Review Summary: Integrity are merely continuing the evolution of their sound, all the while retaining that trademark seething style of metallic hardcore from which they are so well known for.
Since 1988, Integrity have been at the forefront of hardcore-punk and metal, meshing the two sounds together in a fury of killer riffs, wailing solos, and the shouts and screams of lead vocalist and founding member Dwid Hellion – who also happens to be the only consistent member of the band throughout their twenty-five year career. With lyrical themes based around religion, the supernatural, individualism, and on more recent releases, the occult – Dwid continues to re-invent the bands sound, and their tenth full-length album Suicide Black Snake sees them delving more into cult depths.
With this shift in tone, the music switches between moments of fast-paced aggressiveness to more slow-burning/mellower pieces that are more akin to the low-tempo tracks heard on their previous album The Blackest Curse. However, lifelong fans and those new to the band need not worry, as Integrity are merely continuing the evolution of their sound, all the while retaining that trademark seething style of metallic hardcore from which they are so well known for.
With a few crashes of the cymbal opening up the album – which soon leads into a build up of chords being rung out over a kick drum pattern – the title track “Suicide Black Snake” is not an “in your face” opener that goes for the quick kill; instead it focuses on a steady pace of down-tuned riffs and chugs, coupled with a rhythmic pattern of drum hits that slowly entice you, keeping you hooked as if caught in an hypnotic haze.
But the sheer driving force in this song are the vocals; those patented deep bellows of Dwid echo over the instruments, creating an eerie and overall haunting atmosphere which hit the hardest – and in doing so, also setting the tone firmly in place for the remainder of the album. Even after the whispered and raspy lines of “Suicide Black Snake” repeat until slowly fading out, the initial tone doesn’t let up as the melodic opening of “I Know Where Everyone Lives” bridges the two tracks together as one morose sounding tune.
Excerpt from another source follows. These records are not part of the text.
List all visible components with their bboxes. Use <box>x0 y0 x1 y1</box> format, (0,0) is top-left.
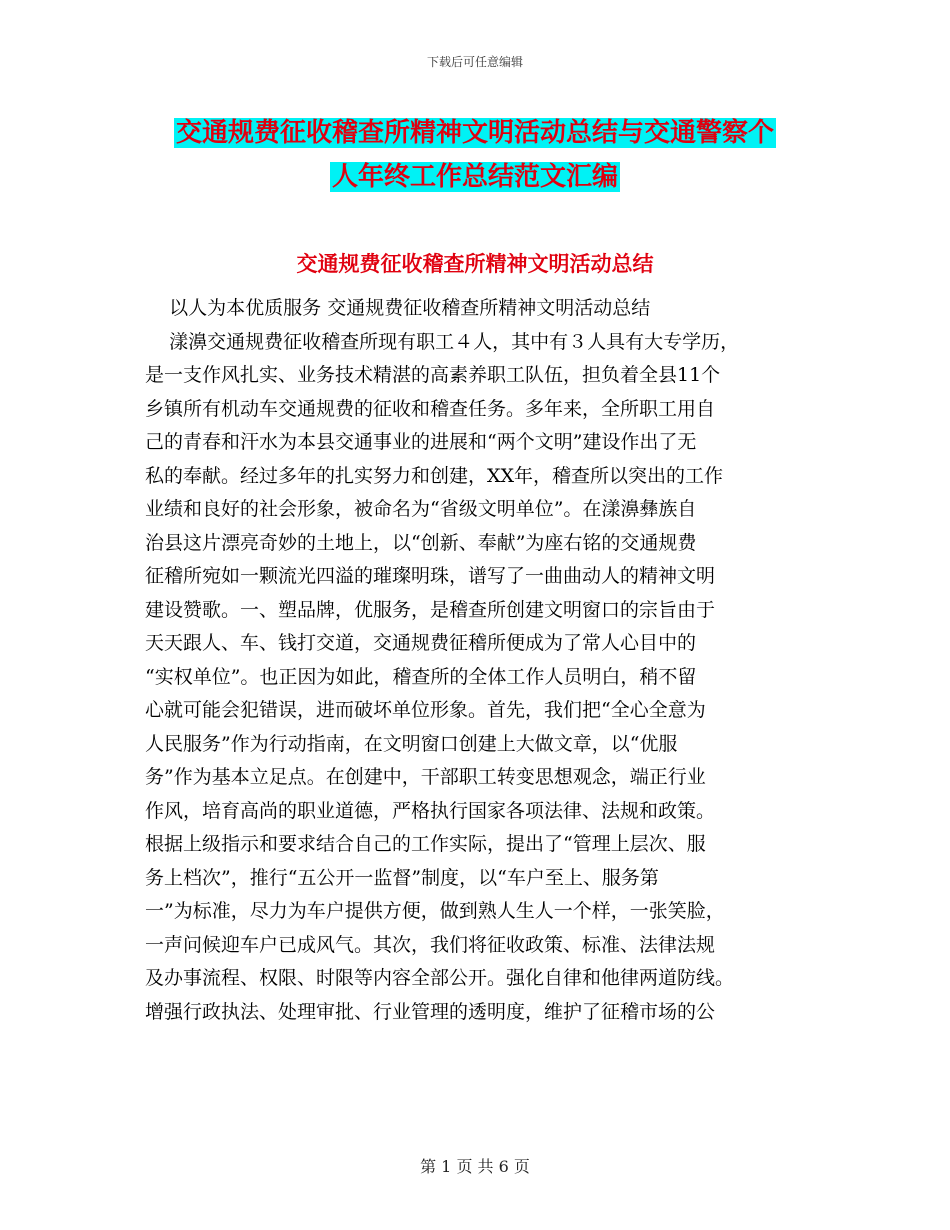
body-line: 建设赞歌。一、塑品牌，优服务，是稽查所创建文明窗口的宗旨由于 <box>145 598 716 621</box>
body-line: 增强行政执法、处理审批、行业管理的透明度，维护了征稽市场的公 <box>145 1000 716 1023</box>
body-line: 以人为本优质服务 交通规费征收稽查所精神文明活动总结 <box>145 297 651 319</box>
body-text <box>145 292 835 1029</box>
document-title-text-2: 人年终工作总结范文汇编 <box>331 162 618 192</box>
body-line: 乡镇所有机动车交通规费的征收和稽查任务。多年来，全所职工用自 <box>145 397 716 420</box>
body-line: 一”为标准，尽力为车户提供方便，做到熟人生人一个样，一张笑脸， <box>145 900 725 922</box>
body-line: 及办事流程、权限、时限等内容全部公开。强化自律和他律两道防线。 <box>145 967 735 989</box>
document-title-text-1: 交通规费征收稽查所精神文明活动总结与交通警察个 <box>175 118 774 148</box>
body-line: “实权单位”。也正因为如此，稽查所的全体工作人员明白，稍不留 <box>145 665 697 688</box>
section-title: 交通规费征收稽查所精神文明活动总结 <box>296 252 654 276</box>
document-title-line-1 <box>0 112 950 149</box>
page-footer: 第 1 页 共 6 页 <box>420 1157 530 1176</box>
body-line: 业绩和良好的社会形象，被命名为“省级文明单位”。在漾濞彝族自 <box>145 498 697 520</box>
document-title-line-2 <box>0 156 950 193</box>
body-line: 作风，培育高尚的职业道德，严格执行国家各项法律、法规和政策。 <box>145 799 716 822</box>
body-line: 务”作为基本立足点。在创建中，干部职工转变思想观念，端正行业 <box>145 766 706 788</box>
page-header-note: 下载后可任意编辑 <box>426 55 523 69</box>
body-line: 根据上级指示和要求结合自己的工作实际，提出了“管理上层次、服 <box>145 833 706 855</box>
body-line: 治县这片漂亮奇妙的土地上，以“创新、奉献”为座右铭的交通规费 <box>145 531 697 554</box>
body-line: 务上档次”，推行“五公开一监督”制度，以“车户至上、服务第 <box>145 866 659 889</box>
body-line: 心就可能会犯错误，进而破坏单位形象。首先，我们把“全心全意为 <box>145 699 706 721</box>
body-line: 人民服务”作为行动指南，在文明窗口创建上大做文章，以“优服 <box>145 732 678 755</box>
body-line: 一声问候迎车户已成风气。其次，我们将征收政策、标准、法律法规 <box>145 933 716 956</box>
body-line: 己的青春和汗水为本县交通事业的进展和“两个文明”建设作出了无 <box>145 431 697 453</box>
body-line: 私的奉献。经过多年的扎实努力和创建，XX年，稽查所以突出的工作 <box>145 464 724 487</box>
body-line: 是一支作风扎实、业务技术精湛的高素养职工队伍，担负着全县11个 <box>145 364 721 386</box>
body-line: 天天跟人、车、钱打交道，交通规费征稽所便成为了常人心目中的 <box>145 632 697 654</box>
body-line: 征稽所宛如一颗流光四溢的璀璨明珠，谱写了一曲曲动人的精神文明 <box>145 565 716 587</box>
body-line: 漾濞交通规费征收稽查所现有职工４人，其中有３人具有大专学历， <box>145 330 740 353</box>
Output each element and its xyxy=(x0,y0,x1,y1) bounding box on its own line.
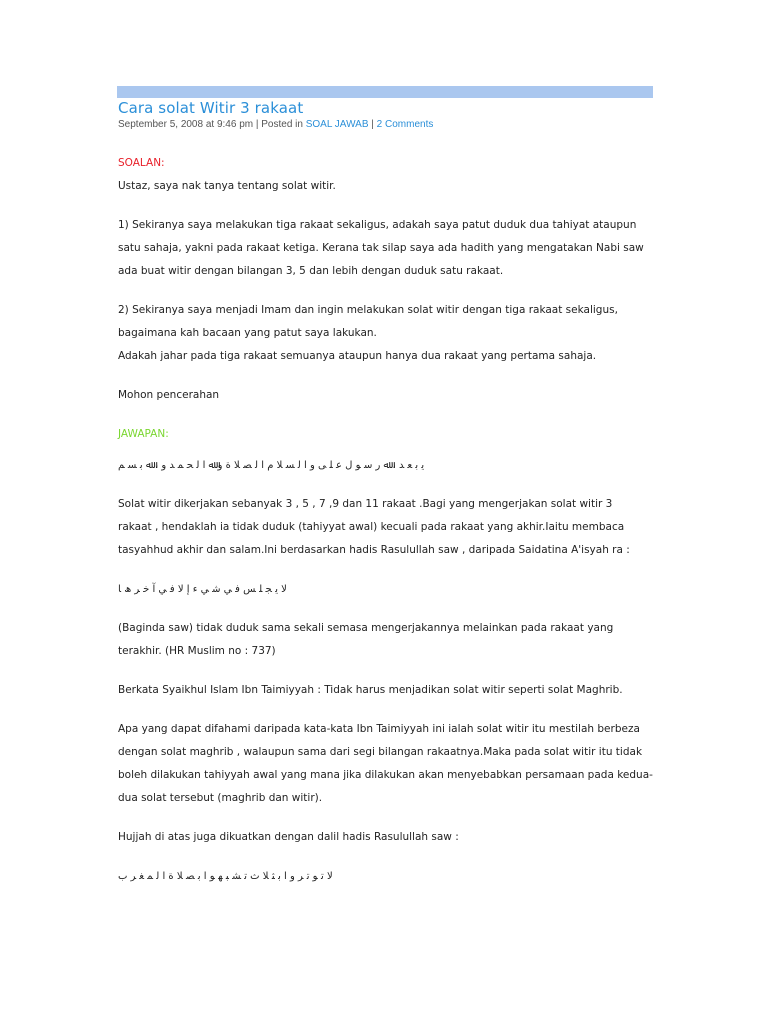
spacer xyxy=(118,407,658,423)
answer-paragraph-4: boleh dilakukan tahiyyah awal yang mana jika dilakukan akan menyebabkan persamaan pada kedua- xyxy=(118,769,653,781)
question-2-line: bagaimana kah bacaan yang patut saya lakukan. xyxy=(118,327,377,339)
question-2-line: 2) Sekiranya saya menjadi Imam dan ingin melakukan solat witir dengan tiga rakaat sekaligus, xyxy=(118,304,618,316)
soalan-intro: Ustaz, saya nak tanya tentang solat witir. xyxy=(118,180,336,192)
question-1-line: ada buat witir dengan bilangan 3, 5 dan lebih dengan duduk satu rakaat. xyxy=(118,265,504,277)
answer-paragraph-1: Solat witir dikerjakan sebanyak 3 , 5 , 7 ,9 dan 11 rakaat .Bagi yang mengerjakan solat witir 3 xyxy=(118,498,613,510)
spacer xyxy=(118,368,658,384)
spacer xyxy=(118,477,658,493)
answer-paragraph-2: terakhir. (HR Muslim no : 737) xyxy=(118,645,276,657)
spacer xyxy=(118,562,658,578)
spacer xyxy=(118,601,658,617)
post-date: September 5, 2008 at 9:46 pm | Posted in xyxy=(118,119,306,130)
answer-paragraph-4: Apa yang dapat difahami daripada kata-kata Ibn Taimiyyah ini ialah solat witir itu mestilah berbeza xyxy=(118,723,640,735)
soalan-heading: SOALAN: xyxy=(118,157,165,169)
comments-link[interactable]: 2 Comments xyxy=(376,119,434,130)
spacer xyxy=(118,198,658,214)
answer-paragraph-3: Berkata Syaikhul Islam Ibn Taimiyyah : Tidak harus menjadikan solat witir seperti solat Maghrib. xyxy=(118,684,623,696)
question-1-line: 1) Sekiranya saya melakukan tiga rakaat sekaligus, adakah saya patut duduk dua tahiyat ataupun xyxy=(118,219,637,231)
spacer xyxy=(118,702,658,718)
question-1-line: satu sahaja, yakni pada rakaat ketiga. Kerana tak silap saya ada hadith yang mengatakan Nabi saw xyxy=(118,242,644,254)
answer-paragraph-1: tasyahhud akhir dan salam.Ini berdasarkan hadis Rasulullah saw , daripada Saidatina A'isyah ra : xyxy=(118,544,630,556)
arabic-hadith-1: ﻻ ﯾ ﺠ ﻠ ﺲ ﻓ ﻲ ﺷ ﻲ ء إ ﻻ ﻓ ﻲ آ ﺧ ﺮ ھ ﺎ xyxy=(118,584,287,595)
spacer xyxy=(118,446,658,454)
jawapan-heading: JAWAPAN: xyxy=(118,428,169,440)
spacer xyxy=(118,849,658,865)
answer-paragraph-4: dua solat tersebut (maghrib dan witir). xyxy=(118,792,323,804)
meta-separator: | xyxy=(368,119,377,130)
question-2-line: Adakah jahar pada tiga rakaat semuanya ataupun hanya dua rakaat yang pertama sahaja. xyxy=(118,350,597,362)
spacer xyxy=(118,810,658,826)
post-title[interactable]: Cara solat Witir 3 rakaat xyxy=(118,99,304,117)
answer-paragraph-1: rakaat , hendaklah ia tidak duduk (tahiyyat awal) kecuali pada rakaat yang akhir.Iaitu membaca xyxy=(118,521,625,533)
post-meta xyxy=(118,118,658,132)
soalan-closing: Mohon pencerahan xyxy=(118,389,220,401)
category-link[interactable]: SOAL JAWAB xyxy=(305,119,369,130)
spacer xyxy=(118,283,658,299)
post-body xyxy=(118,152,658,888)
post-content xyxy=(118,96,658,888)
arabic-hadith-2: ﻻ ﺗ ﻮ ﺗ ﺮ و ا ﺑ ﺜ ﻼ ث ﺗ ﺸ ﺒ ﮭ ﻮ ا ﺑ ﺼ ﻼ ة ا ﻟ ﻤ ﻐ ﺮ ب xyxy=(118,871,333,882)
answer-paragraph-2: (Baginda saw) tidak duduk sama sekali semasa mengerjakannya melainkan pada rakaat yang xyxy=(118,622,614,634)
answer-paragraph-5: Hujjah di atas juga dikuatkan dengan dalil hadis Rasulullah saw : xyxy=(118,831,459,843)
arabic-basmalah: ﯾ ﺑ ﻌ ﺪ ، ﷲ ر ﺳ ﻮ ل ﻋ ﻠ ﻰ و ا ﻟ ﺴ ﻼ م ا ﻟ ﺼ ﻼ ة و ﷲ ا ﻟ ﺤ ﻤ ﺪ و ، ﷲ ﺑ ﺴ ﻢ xyxy=(118,460,425,471)
answer-paragraph-4: dengan solat maghrib , walaupun sama dari segi bilangan rakaatnya.Maka pada solat witir itu tidak xyxy=(118,746,643,758)
spacer xyxy=(118,663,658,679)
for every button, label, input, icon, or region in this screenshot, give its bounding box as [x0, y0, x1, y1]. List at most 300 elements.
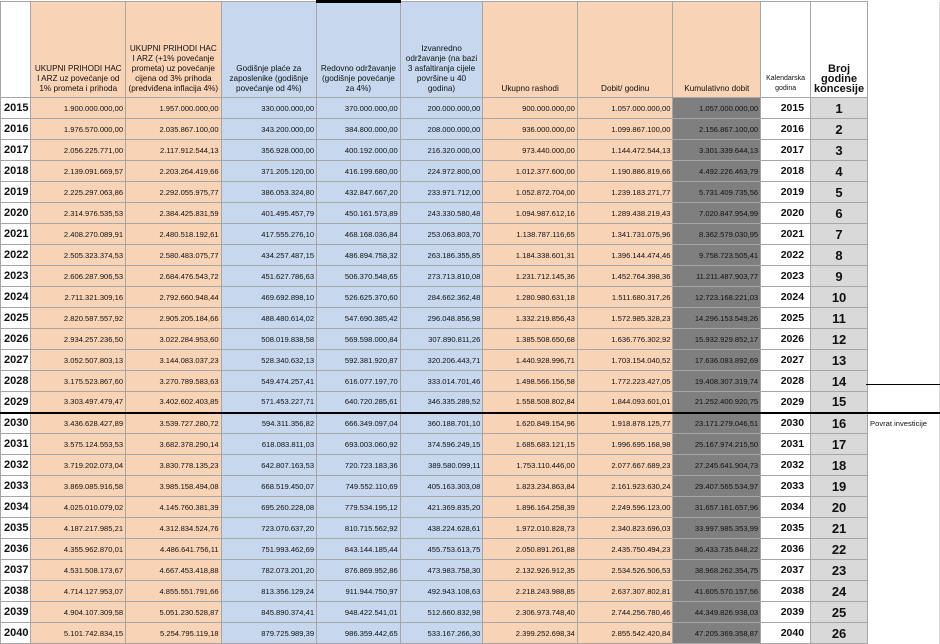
place-cell[interactable]: 723.070.637,20: [221, 518, 316, 539]
extra-cell[interactable]: [868, 539, 940, 560]
kalendarska-cell[interactable]: 2031: [761, 434, 811, 455]
dobit-cell[interactable]: 2.637.307.802,81: [577, 581, 673, 602]
prihodi-inflacija-cell[interactable]: 4.855.551.791,66: [126, 581, 222, 602]
rashodi-cell[interactable]: 1.280.980.631,18: [483, 287, 578, 308]
izvanredno-cell[interactable]: 296.048.856,98: [400, 308, 483, 329]
koncesija-cell[interactable]: 11: [811, 308, 868, 329]
place-cell[interactable]: 371.205.120,00: [221, 161, 316, 182]
header-cell-year[interactable]: [1, 2, 31, 98]
izvanredno-cell[interactable]: 333.014.701,46: [400, 371, 483, 392]
kalendarska-cell[interactable]: 2033: [761, 476, 811, 497]
redovno-cell[interactable]: 810.715.562,92: [317, 518, 401, 539]
koncesija-cell[interactable]: 24: [811, 581, 868, 602]
kumulativno-cell[interactable]: 21.252.400.920,75: [673, 392, 761, 413]
dobit-cell[interactable]: 1.996.695.168,98: [577, 434, 673, 455]
kalendarska-cell[interactable]: 2029: [761, 392, 811, 413]
year-cell[interactable]: 2021: [1, 224, 31, 245]
prihodi-cell[interactable]: 4.355.962.870,01: [31, 539, 126, 560]
kumulativno-cell[interactable]: 1.057.000.000,00: [673, 98, 761, 119]
place-cell[interactable]: 401.495.457,79: [221, 203, 316, 224]
rashodi-cell[interactable]: 2.399.252.698,34: [483, 623, 578, 644]
place-cell[interactable]: 417.555.276,10: [221, 224, 316, 245]
extra-cell[interactable]: [868, 497, 940, 518]
kumulativno-cell[interactable]: 27.245.641.904,73: [673, 455, 761, 476]
redovno-cell[interactable]: 486.894.758,32: [317, 245, 401, 266]
rashodi-cell[interactable]: 1.972.010.828,73: [483, 518, 578, 539]
place-cell[interactable]: 330.000.000,00: [221, 98, 316, 119]
kumulativno-cell[interactable]: 8.362.579.030,95: [673, 224, 761, 245]
rashodi-cell[interactable]: 2.306.973.748,40: [483, 602, 578, 623]
year-cell[interactable]: 2032: [1, 455, 31, 476]
extra-cell[interactable]: [868, 623, 940, 644]
rashodi-cell[interactable]: 1.620.849.154,96: [483, 413, 578, 434]
prihodi-cell[interactable]: 2.711.321.309,16: [31, 287, 126, 308]
place-cell[interactable]: 343.200.000,00: [221, 119, 316, 140]
place-cell[interactable]: 434.257.487,15: [221, 245, 316, 266]
redovno-cell[interactable]: 749.552.110,69: [317, 476, 401, 497]
year-cell[interactable]: 2037: [1, 560, 31, 581]
kumulativno-cell[interactable]: 15.932.929.852,17: [673, 329, 761, 350]
rashodi-cell[interactable]: 1.184.338.601,31: [483, 245, 578, 266]
redovno-cell[interactable]: 911.944.750,97: [317, 581, 401, 602]
rashodi-cell[interactable]: 1.231.712.145,36: [483, 266, 578, 287]
place-cell[interactable]: 356.928.000,00: [221, 140, 316, 161]
izvanredno-cell[interactable]: 405.163.303,08: [400, 476, 483, 497]
prihodi-inflacija-cell[interactable]: 4.145.760.381,39: [126, 497, 222, 518]
kumulativno-cell[interactable]: 2.156.867.100,00: [673, 119, 761, 140]
kumulativno-cell[interactable]: 17.636.083.892,69: [673, 350, 761, 371]
year-cell[interactable]: 2036: [1, 539, 31, 560]
redovno-cell[interactable]: 547.690.385,42: [317, 308, 401, 329]
kalendarska-cell[interactable]: 2034: [761, 497, 811, 518]
year-cell[interactable]: 2019: [1, 182, 31, 203]
prihodi-cell[interactable]: 2.934.257.236,50: [31, 329, 126, 350]
prihodi-inflacija-cell[interactable]: 2.684.476.543,72: [126, 266, 222, 287]
header-cell-kumulativno[interactable]: Kumulativno dobit: [673, 2, 761, 98]
redovno-cell[interactable]: 468.168.036,84: [317, 224, 401, 245]
prihodi-inflacija-cell[interactable]: 2.905.205.184,66: [126, 308, 222, 329]
header-cell-koncesija[interactable]: Broj godine koncesije: [811, 2, 868, 98]
header-cell-kalendarska[interactable]: Kalendarska godina: [761, 2, 811, 98]
header-cell-rashodi[interactable]: Ukupno rashodi: [483, 2, 578, 98]
extra-cell[interactable]: [868, 182, 940, 203]
place-cell[interactable]: 751.993.462,69: [221, 539, 316, 560]
dobit-cell[interactable]: 2.534.526.506,53: [577, 560, 673, 581]
prihodi-inflacija-cell[interactable]: 2.203.264.419,66: [126, 161, 222, 182]
rashodi-cell[interactable]: 1.440.928.996,71: [483, 350, 578, 371]
place-cell[interactable]: 668.519.450,07: [221, 476, 316, 497]
redovno-cell[interactable]: 370.000.000,00: [317, 98, 401, 119]
header-cell-prihodi[interactable]: UKUPNI PRIHODI HAC I ARZ uz povećanje od 1% prometa i prihoda: [31, 2, 126, 98]
kumulativno-cell[interactable]: 23.171.279.046,51: [673, 413, 761, 434]
kumulativno-cell[interactable]: 7.020.847.954,99: [673, 203, 761, 224]
prihodi-inflacija-cell[interactable]: 2.292.055.975,77: [126, 182, 222, 203]
year-cell[interactable]: 2035: [1, 518, 31, 539]
koncesija-cell[interactable]: 6: [811, 203, 868, 224]
redovno-cell[interactable]: 666.349.097,04: [317, 413, 401, 434]
koncesija-cell[interactable]: 16: [811, 413, 868, 434]
rashodi-cell[interactable]: 1.094.987.612,16: [483, 203, 578, 224]
extra-cell[interactable]: [868, 161, 940, 182]
rashodi-cell[interactable]: 973.440.000,00: [483, 140, 578, 161]
kalendarska-cell[interactable]: 2035: [761, 518, 811, 539]
header-cell-empty[interactable]: [868, 2, 940, 98]
prihodi-cell[interactable]: 2.225.297.063,86: [31, 182, 126, 203]
extra-cell[interactable]: [868, 434, 940, 455]
dobit-cell[interactable]: 2.855.542.420,84: [577, 623, 673, 644]
extra-cell[interactable]: [868, 392, 940, 413]
koncesija-cell[interactable]: 2: [811, 119, 868, 140]
extra-cell[interactable]: Povrat investicije: [868, 413, 940, 434]
rashodi-cell[interactable]: 1.332.219.856,43: [483, 308, 578, 329]
place-cell[interactable]: 642.807.163,53: [221, 455, 316, 476]
koncesija-cell[interactable]: 9: [811, 266, 868, 287]
kumulativno-cell[interactable]: 47.205.369.358,87: [673, 623, 761, 644]
dobit-cell[interactable]: 1.772.223.427,05: [577, 371, 673, 392]
year-cell[interactable]: 2023: [1, 266, 31, 287]
dobit-cell[interactable]: 1.289.438.219,43: [577, 203, 673, 224]
izvanredno-cell[interactable]: 533.167.266,30: [400, 623, 483, 644]
prihodi-cell[interactable]: 4.714.127.953,07: [31, 581, 126, 602]
kumulativno-cell[interactable]: 9.758.723.505,41: [673, 245, 761, 266]
kalendarska-cell[interactable]: 2040: [761, 623, 811, 644]
prihodi-cell[interactable]: 2.820.587.557,92: [31, 308, 126, 329]
extra-cell[interactable]: [868, 308, 940, 329]
year-cell[interactable]: 2025: [1, 308, 31, 329]
place-cell[interactable]: 618.083.811,03: [221, 434, 316, 455]
year-cell[interactable]: 2029: [1, 392, 31, 413]
place-cell[interactable]: 386.053.324,80: [221, 182, 316, 203]
prihodi-inflacija-cell[interactable]: 3.144.083.037,23: [126, 350, 222, 371]
rashodi-cell[interactable]: 1.012.377.600,00: [483, 161, 578, 182]
kalendarska-cell[interactable]: 2021: [761, 224, 811, 245]
prihodi-cell[interactable]: 2.606.287.906,53: [31, 266, 126, 287]
rashodi-cell[interactable]: 1.052.872.704,00: [483, 182, 578, 203]
koncesija-cell[interactable]: 3: [811, 140, 868, 161]
kumulativno-cell[interactable]: 29.407.565.534,97: [673, 476, 761, 497]
izvanredno-cell[interactable]: 389.580.099,11: [400, 455, 483, 476]
extra-cell[interactable]: [868, 350, 940, 371]
extra-cell[interactable]: [868, 476, 940, 497]
place-cell[interactable]: 571.453.227,71: [221, 392, 316, 413]
extra-cell[interactable]: [868, 560, 940, 581]
place-cell[interactable]: 813.356.129,24: [221, 581, 316, 602]
izvanredno-cell[interactable]: 346.335.289,52: [400, 392, 483, 413]
extra-cell[interactable]: [868, 224, 940, 245]
prihodi-inflacija-cell[interactable]: 3.022.284.953,60: [126, 329, 222, 350]
kumulativno-cell[interactable]: 38.968.262.354,75: [673, 560, 761, 581]
kalendarska-cell[interactable]: 2038: [761, 581, 811, 602]
rashodi-cell[interactable]: 2.218.243.988,85: [483, 581, 578, 602]
place-cell[interactable]: 469.692.898,10: [221, 287, 316, 308]
dobit-cell[interactable]: 2.161.923.630,24: [577, 476, 673, 497]
prihodi-cell[interactable]: 4.904.107.309,58: [31, 602, 126, 623]
year-cell[interactable]: 2026: [1, 329, 31, 350]
dobit-cell[interactable]: 1.057.000.000,00: [577, 98, 673, 119]
year-cell[interactable]: 2031: [1, 434, 31, 455]
prihodi-inflacija-cell[interactable]: 3.270.789.583,63: [126, 371, 222, 392]
koncesija-cell[interactable]: 14: [811, 371, 868, 392]
izvanredno-cell[interactable]: 253.063.803,70: [400, 224, 483, 245]
dobit-cell[interactable]: 1.918.878.125,77: [577, 413, 673, 434]
kalendarska-cell[interactable]: 2020: [761, 203, 811, 224]
extra-cell[interactable]: [868, 518, 940, 539]
kalendarska-cell[interactable]: 2022: [761, 245, 811, 266]
koncesija-cell[interactable]: 8: [811, 245, 868, 266]
izvanredno-cell[interactable]: 224.972.800,00: [400, 161, 483, 182]
extra-cell[interactable]: [868, 203, 940, 224]
kumulativno-cell[interactable]: 33.997.985.353,99: [673, 518, 761, 539]
place-cell[interactable]: 594.311.356,82: [221, 413, 316, 434]
koncesija-cell[interactable]: 19: [811, 476, 868, 497]
place-cell[interactable]: 528.340.632,13: [221, 350, 316, 371]
kumulativno-cell[interactable]: 3.301.339.644,13: [673, 140, 761, 161]
prihodi-inflacija-cell[interactable]: 2.580.483.075,77: [126, 245, 222, 266]
redovno-cell[interactable]: 986.359.442,65: [317, 623, 401, 644]
extra-cell[interactable]: [868, 98, 940, 119]
kumulativno-cell[interactable]: 4.492.226.463,79: [673, 161, 761, 182]
kalendarska-cell[interactable]: 2026: [761, 329, 811, 350]
izvanredno-cell[interactable]: 273.713.810,08: [400, 266, 483, 287]
kumulativno-cell[interactable]: 31.657.161.657,96: [673, 497, 761, 518]
rashodi-cell[interactable]: 1.896.164.258,39: [483, 497, 578, 518]
prihodi-cell[interactable]: 4.025.010.079,02: [31, 497, 126, 518]
place-cell[interactable]: 451.627.786,63: [221, 266, 316, 287]
koncesija-cell[interactable]: 10: [811, 287, 868, 308]
year-cell[interactable]: 2034: [1, 497, 31, 518]
koncesija-cell[interactable]: 25: [811, 602, 868, 623]
year-cell[interactable]: 2038: [1, 581, 31, 602]
prihodi-inflacija-cell[interactable]: 3.830.778.135,23: [126, 455, 222, 476]
place-cell[interactable]: 508.019.838,58: [221, 329, 316, 350]
header-cell-redovno[interactable]: Redovno održavanje (godišnje povećanje za 4%): [317, 2, 401, 98]
kalendarska-cell[interactable]: 2016: [761, 119, 811, 140]
koncesija-cell[interactable]: 4: [811, 161, 868, 182]
prihodi-cell[interactable]: 3.175.523.867,60: [31, 371, 126, 392]
kalendarska-cell[interactable]: 2019: [761, 182, 811, 203]
redovno-cell[interactable]: 416.199.680,00: [317, 161, 401, 182]
redovno-cell[interactable]: 569.598.000,84: [317, 329, 401, 350]
prihodi-inflacija-cell[interactable]: 4.667.453.418,88: [126, 560, 222, 581]
kalendarska-cell[interactable]: 2023: [761, 266, 811, 287]
izvanredno-cell[interactable]: 320.206.443,71: [400, 350, 483, 371]
izvanredno-cell[interactable]: 284.662.362,48: [400, 287, 483, 308]
izvanredno-cell[interactable]: 307.890.811,26: [400, 329, 483, 350]
rashodi-cell[interactable]: 1.558.508.802,84: [483, 392, 578, 413]
kumulativno-cell[interactable]: 12.723.168.221,03: [673, 287, 761, 308]
rashodi-cell[interactable]: 1.385.508.650,68: [483, 329, 578, 350]
kalendarska-cell[interactable]: 2015: [761, 98, 811, 119]
header-cell-dobit[interactable]: Dobit/ godinu: [577, 2, 673, 98]
kumulativno-cell[interactable]: 19.408.307.319,74: [673, 371, 761, 392]
kumulativno-cell[interactable]: 11.211.487.903,77: [673, 266, 761, 287]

Now, don’t be to quick to judge this album as a downgrade in terms of speed and angst, as the core of this album is golden-age era Integrity, taking you all the way back to the days of Humanity Is The Devil, to the even more recent To Die For. This is where the “in your face” tracks come into play – and as with any Integrity album, these are the lifeblood and staple of the band. Out of the four tracks, with the longest one being a little over the two-minute mark, they pick up the pace without risking the albums bleak tone. “Beasts As Gods” is a galloping force of double bass with a pretty wicked solo firmly planted near the songs end. “There Is A Sign” is a juggernaut of a track; it does a fine job of balancing between its sheer heaviness and a middle section that is rooted more in thrash and hardcore/punk-rock. The two-hit combo of “+Orrchida” and “All Is None” will leave you battered; each track separately are short bursts of speed and rage, but combined, they pack a hefty punch.
Shortly after the pummeling left behind by the previous tracks, the album does offer up a nice instrumental track – aside from a few whispered vocals that make an appearance at the beginning and end. But for the most part, “There Ain’t No Living In Life” is a relaxing piece of music that features a lone guitar taking up the first two minutes, slowly working its way up until the harmonica comes in and the music takes a bluesy approach. At this point the rest of the band explodes into a melodic jam, complete with lots of feedback and distortion, and a solo that carries over the rest of the song before returning back to the lone strums of the guitar.
The remainder of the album’s three tracks follow suit, except for the B-Side sounding “Into The Night”, which is sort of an oddball when taken into account of the albums overall context. However, the album’s closer “Lucifer Before The Day Doth Go” shifts the tone back into gear, focusing on more of a mid to low-tempo pace, similar to that of the opening track. It’s as grandiose as Integrity can be without being over the top, and brings the album to a fitting close.
Dwid and co. have once again refined their roles as being one of the top tier bands in the metallic hardcore scene with the release of Suicide Black Snake. It is easy to see why so many bands today do their best to emulate them, but there is only one Integrity – and their sound is so embedded into our core that we can’t help but enjoy every outing from this band of deviants. Even though the production on this album seems clearer and more robust, given the nature of the albums theme and tone, it manages to retain a layer of grit to it. Overall, their tenth full-length album is as heavy, foreboding, and raw as any diehard hoped it would be, and even with its changes in pace, the album maintains a steady flow. While I wouldn’t recommend Suicide Black Snake as a starting point to begin listening to Integrity, it does put the band back on track for those who have been with them since the early days, and might have felt their last few releases were lacking. Rest assured, Integrity are back with a vengeance and this album confirms it.